Ready for a trip in the Wayback Machine, to see Young Bob at age 13 publish his first fanzine?

I was hooked on fantasy and scifi as a kid. I mean, reading it. There wasn’t too much to watch back then (pre-Star Wars). Just to illustrate how hooked I was, for my 12th birthday I got $15, a princely sum back then, for buying books. That was enough to buy me a train ticket into Philly, where I walked to Leary’s, a now defunct but amazing and famous bookstore. Most paperbacks were 50 cents. I buzzed over to the scifi section (fantasy wasn’t really even a genre then) and piled a stack high with mostly Edgar Rice Burroughs – John Carter of Mars, some Tarzan, Pellucidar, and also some Lin Carter, L Sprague de Camp, and Fritz Leiber. Best birthday present ever.

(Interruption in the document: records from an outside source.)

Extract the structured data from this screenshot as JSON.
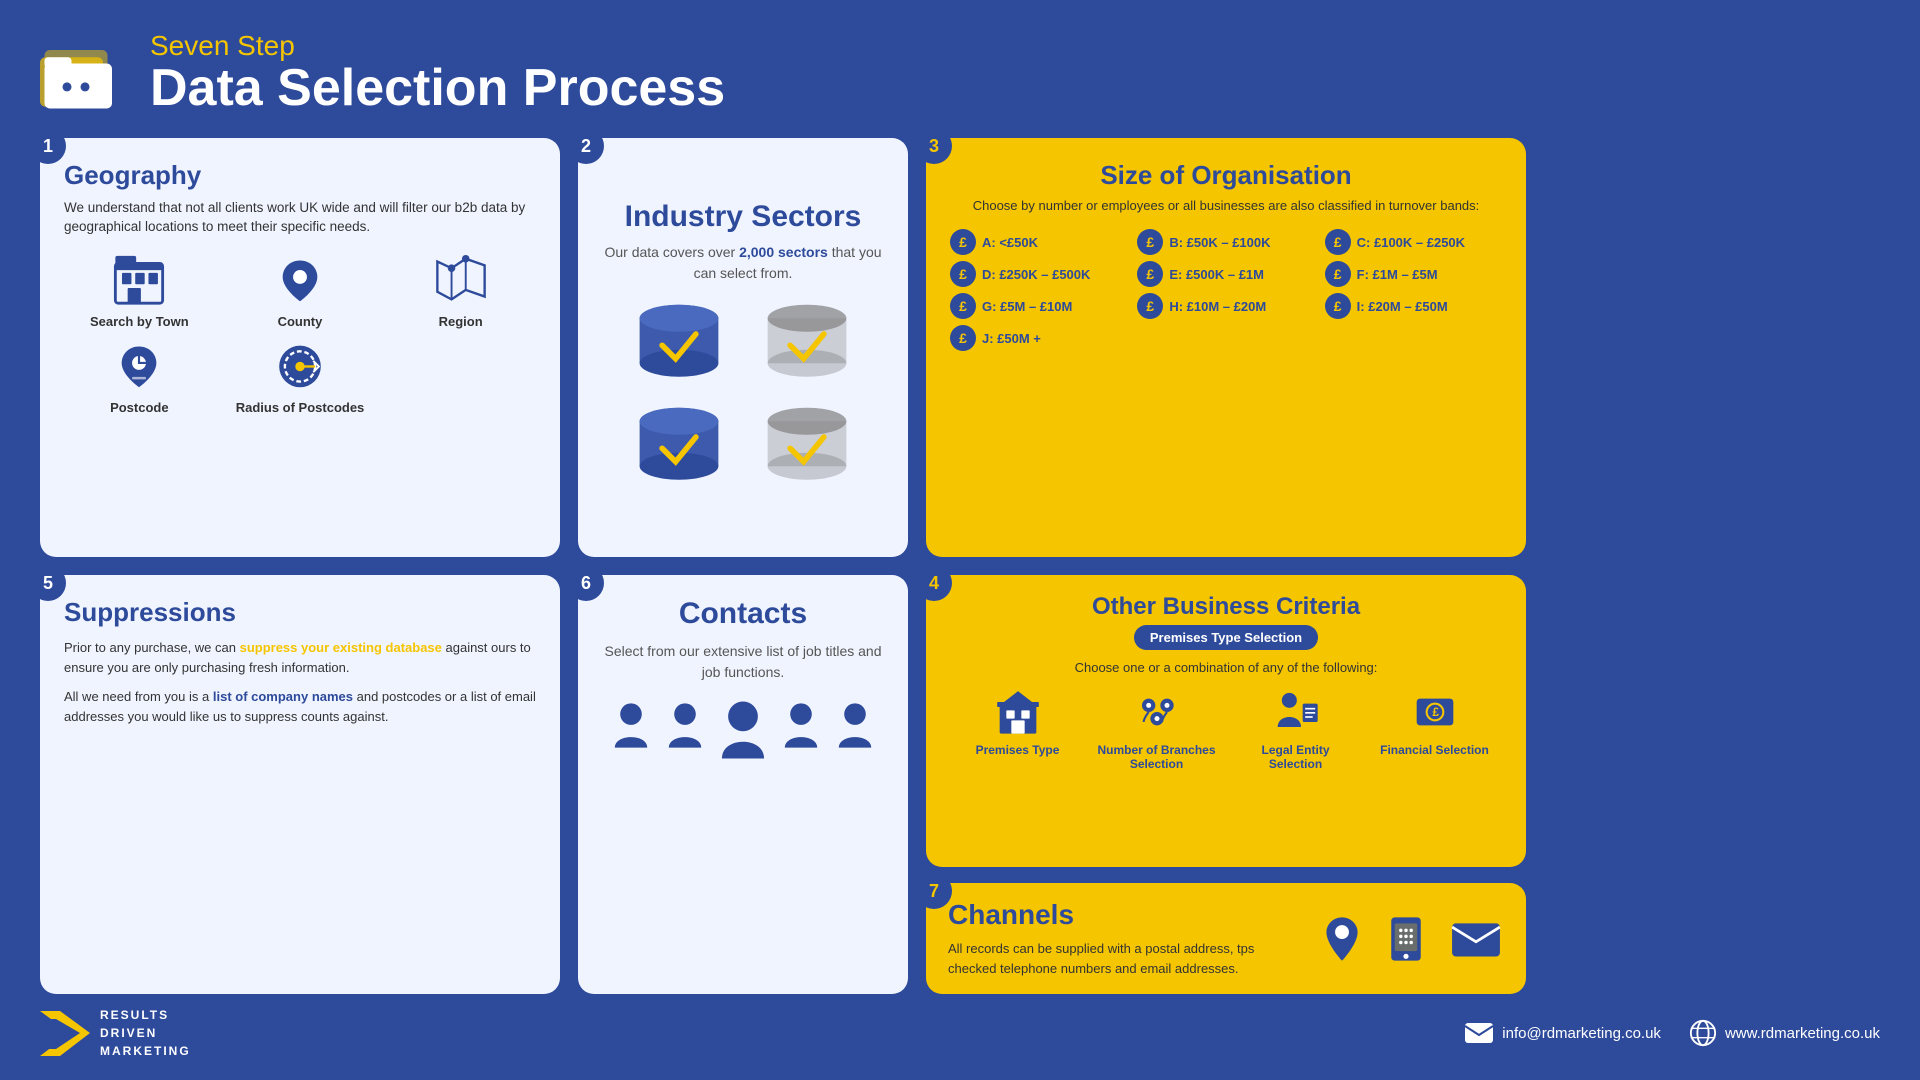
{
  "header": {
    "subtitle": "Seven Step",
    "title": "Data Selection Process"
  },
  "steps": {
    "step1": {
      "number": "1",
      "title": "Geography",
      "desc": "We understand that not all clients work UK wide and will filter our b2b data by geographical locations to meet their specific needs.",
      "icons": [
        {
          "label": "Search by Town",
          "icon": "building"
        },
        {
          "label": "County",
          "icon": "map-pin"
        },
        {
          "label": "Region",
          "icon": "map-region"
        },
        {
          "label": "Postcode",
          "icon": "postcode"
        },
        {
          "label": "Radius of Postcodes",
          "icon": "radius"
        }
      ]
    },
    "step2": {
      "number": "2",
      "title": "Industry Sectors",
      "desc": "Our data covers over 2,000 sectors that you can select from.",
      "highlight": "2,000"
    },
    "step3": {
      "number": "3",
      "title": "Size of Organisation",
      "subtitle": "Choose by number or employees or all businesses are also classified in turnover bands:",
      "bands": [
        {
          "letter": "A",
          "range": "A: <£50K"
        },
        {
          "letter": "B",
          "range": "B: £50K – £100K"
        },
        {
          "letter": "C",
          "range": "C: £100K – £250K"
        },
        {
          "letter": "D",
          "range": "D: £250K – £500K"
        },
        {
          "letter": "E",
          "range": "E: £500K – £1M"
        },
        {
          "letter": "F",
          "range": "F: £1M – £5M"
        },
        {
          "letter": "G",
          "range": "G: £5M – £10M"
        },
        {
          "letter": "H",
          "range": "H: £10M – £20M"
        },
        {
          "letter": "I",
          "range": "I: £20M – £50M"
        },
        {
          "letter": "J",
          "range": "J: £50M +"
        }
      ]
    },
    "step4": {
      "number": "4",
      "title": "Other Business Criteria",
      "badge": "Premises Type Selection",
      "subtitle": "Choose one or a combination of any of the following:",
      "criteria": [
        {
          "label": "Premises Type"
        },
        {
          "label": "Number of Branches Selection"
        },
        {
          "label": "Legal Entity Selection"
        },
        {
          "label": "Financial Selection"
        }
      ]
    },
    "step5": {
      "number": "5",
      "title": "Suppressions",
      "text1": "Prior to any purchase, we can suppress your existing database against ours to ensure you are only purchasing fresh information.",
      "text2_pre": "All we need from you is a ",
      "text2_highlight": "list of company names",
      "text2_post": " and postcodes or a list of email addresses you would like us to suppress counts against.",
      "highlight1": "suppress your existing database"
    },
    "step6": {
      "number": "6",
      "title": "Contacts",
      "desc": "Select from our extensive list of job titles and job functions."
    },
    "step7": {
      "number": "7",
      "title": "Channels",
      "desc": "All records can be supplied with a postal address, tps checked telephone numbers and email addresses."
    }
  },
  "footer": {
    "logo_lines": [
      "RESULTS",
      "DRIVEN",
      "MARKETING"
    ],
    "email": "info@rdmarketing.co.uk",
    "website": "www.rdmarketing.co.uk"
  },
  "colors": {
    "blue": "#2d4a9b",
    "yellow": "#f5c500",
    "white": "#ffffff",
    "light_bg": "#f0f4ff",
    "dark_text": "#333333"
  }
}
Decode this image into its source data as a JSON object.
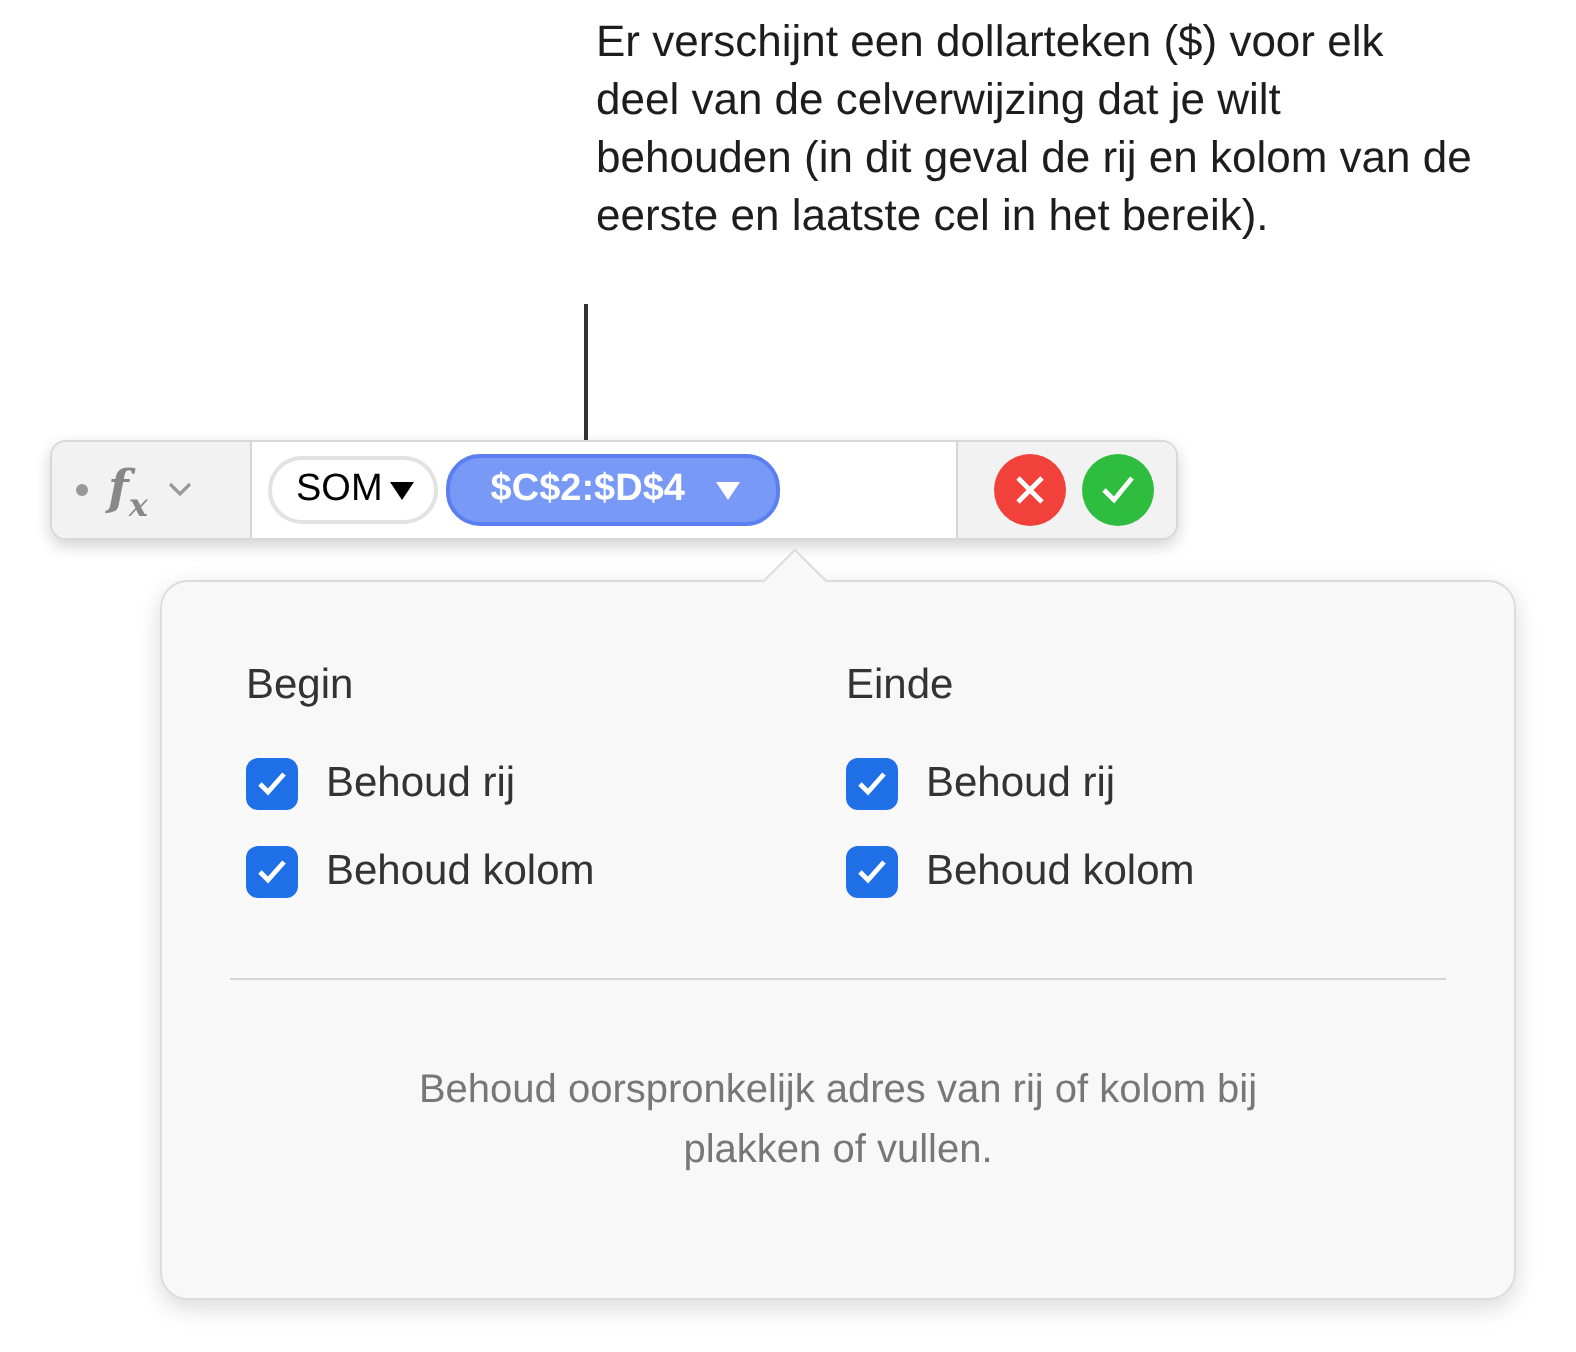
{
  "callout": "Er verschijnt een dollarteken ($) voor elk deel van de celverwijzing dat je wilt behouden (in dit geval de rij en kolom van de eerste en laatste cel in het bereik).",
  "formula_bar": {
    "function_label": "f$_{x}$",
    "function_token": "SOM",
    "range_token": "$C$2:$D$4"
  },
  "popover": {
    "groups": [
      {
        "title": "Begin",
        "options": [
          {
            "label": "Behoud rij",
            "checked": true
          },
          {
            "label": "Behoud kolom",
            "checked": true
          }
        ]
      },
      {
        "title": "Einde",
        "options": [
          {
            "label": "Behoud rij",
            "checked": true
          },
          {
            "label": "Behoud kolom",
            "checked": true
          }
        ]
      }
    ],
    "note": "Behoud oorspronkelijk adres van rij of kolom bij plakken of vullen."
  }
}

But I digress. The point is that I was a major reading and scifi nerd, and that’s how I somehow discovered the world of "sfzines". Of course, they had existed since the 30’s. But when I discovered entire magazines devoted to writing about the world of sf – book reviews, art, con reports, zine reviews, and whatever else struck the writer’s fancy… well, I was hooked. Most of them were free, or you could send a SASE envelope (bonus points if you don’t need to look that up), or you could trade your zine for theirs, with a promise to review theirs.

Con reports intrigued me because they always talked about building a Tower of Beer Cans to the Sky. I could only imagine. Most zines were written by grownups, and since I didn’t personally know any grownups that cool, it opened a whole new world of possibilities. You mean you could be an actual adult and love these books, write about them, and even achieve a measure of fame in those circles? Cool!

There were definitely a few zines I read that were written by kids my age, which inspired me to write my own. Since this was over 50 years ago, I can’t recall exactly what I wrote. There were book reviews and zine reviews, and maybe even a story of a family vacation to the Jersey shore. I do remember soliciting some free artwork and remember being particularly thrilled when someone whose art I had admired actually did the cover for me! I called the zine "Meanderings."

Not only was this pre-Star Wars, it was pre-desktop publishing, pre-printers, pre-internet. Pretty much pre-everything, actually. The only publishing media available were copying (no copy machines then so it had to be done professionally), mimeograph, and ditto machines. I used the last, which meant typing onto a sheet and then using that in a ditto machine to make copies. The machine had to be hand-cranked too. And I have no idea how or where I found one to use. Usually only schools or churches or businesses had them.

I cranked out (literally) maybe 50 or so and then mailed them to other zine publishers. Naturally my 13 year old self was dying to see his name in print, maybe in one of the Really Big Zines (capitalizing phrases like that was very zine-style). I was so excited to actually be in print! Every day I’d check the mail, grab any zines that came in, and flip immediately to the zine review sections to look for My Name in Print.

Finally, one day I saw it. True, it was buried at the end of the reviews, with the other 1 or 2 line reviews reserved for those that weren’t really important enough to merit a full column. I don’t even remember what zine it was. However, to this day, I remember the exact words of the review. Verbatim:

"Act your age, even if it is only 13."

It’s probably at this point that I should draw some kind of Moral or Lesson that has stuck with me my whole life and make a Point. Nope. I can still say "ouch" about it, though! And I’m not really sure what the writer meant, even today, though my guess is that I was trying to sound like all those grownup sf fans and writers and doing it poorly. Needless to say, there was never a Meanderings #2!

However, here I am writing in my blog about it, and here you are reading it. I still love to write, probably even more so. I do hope I’m finally acting my age, though.